Government tax plans to help out 'squeezed middle'
THE Coalition will today lay out the groundwork for a five-year tax plan which will be aimed at the so-called ‘squeezed middle’, as well as tens of thousands of Irish professionals who emigrated during the recession.
Finance Minister Michael Noonan will pledge €1.5bn “wriggle-room” in October’s Budget, which will be split evenly between tax cuts and spending measures.
Workers earning between €35,000-€70,000 will be targeted in the Government’s so-called ‘Spring Statement’, which has effectively shaped into a pitch for re-election.
There will a focus placed on taking 90,000 workers out of the Universal Social Charge (USC) with sources confirming that increasing the entry point from €17,000 to a higher amount is under examination.
While Labour previously dismissed talk of a five-year tax plan, the Spring Statement will outline tax and spending measures that span beyond the General Election.
It will be predicted that the economy will return to a position of growth not seen since 2007.

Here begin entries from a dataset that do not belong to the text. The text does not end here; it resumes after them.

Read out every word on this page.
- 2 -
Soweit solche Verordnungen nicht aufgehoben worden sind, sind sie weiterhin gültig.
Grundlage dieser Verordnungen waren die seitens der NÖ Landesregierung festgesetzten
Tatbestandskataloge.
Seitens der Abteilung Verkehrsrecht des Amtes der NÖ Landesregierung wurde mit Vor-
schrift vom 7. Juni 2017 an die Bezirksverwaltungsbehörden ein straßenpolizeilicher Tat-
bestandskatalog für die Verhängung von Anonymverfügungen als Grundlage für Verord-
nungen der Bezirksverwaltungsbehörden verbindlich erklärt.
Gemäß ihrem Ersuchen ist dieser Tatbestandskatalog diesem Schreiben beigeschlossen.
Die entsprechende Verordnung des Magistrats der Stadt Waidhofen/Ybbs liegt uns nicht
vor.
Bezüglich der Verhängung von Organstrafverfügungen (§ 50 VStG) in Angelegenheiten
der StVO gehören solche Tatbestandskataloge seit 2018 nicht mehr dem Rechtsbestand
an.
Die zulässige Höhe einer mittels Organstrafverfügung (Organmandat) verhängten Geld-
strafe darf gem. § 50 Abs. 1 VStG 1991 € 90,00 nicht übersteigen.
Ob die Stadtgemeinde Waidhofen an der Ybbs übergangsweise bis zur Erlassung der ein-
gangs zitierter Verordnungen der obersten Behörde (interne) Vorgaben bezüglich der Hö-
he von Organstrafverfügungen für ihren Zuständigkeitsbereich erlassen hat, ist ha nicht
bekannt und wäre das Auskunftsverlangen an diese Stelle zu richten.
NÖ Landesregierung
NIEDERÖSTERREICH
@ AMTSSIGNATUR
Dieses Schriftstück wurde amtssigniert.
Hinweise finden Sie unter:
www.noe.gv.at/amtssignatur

Ministers will tell the Dail that the country is to experience a period of inward migration in 2017 for the first time since the crash.
Next year will see a balance between outward and inward migration before an expected “rush” of people returning home.
The statement is geared towards convincing tens of thousands of emigrants that they will find employment here, as the Government continues its plans to introduce income tax reductions.
“We are predicting a rush of Irish emigrants returning home. It is of enormous importance to the Irish psyche and to confidence,” said a senior Government source.
Both Mr Noonan and Public Expenditure Minister Brendan Howlin will deliver separate speeches in the Dail, similar to the process on Budget Day.
Opposition parties and TDs will then be given an opportunity to make their cases.
The Coalition’s economic strategy is based on projected growth of over 4pc this year.
It will be predicted that the target of ‘full employment’ –whereby all the jobs lost in the recession are restored – will be achieved by 2018.
Mr Howlin will announce the beginning of the negotiations with public sector unions over the restoration of pay.
Mr Noonan will hint at measures aimed at avoiding spiralling property prices,
particularly in urban areas.
The Fine Gael minister will also refer to his plans to haul in the banks in a bid to bring about a cut in the variable mortgage rate.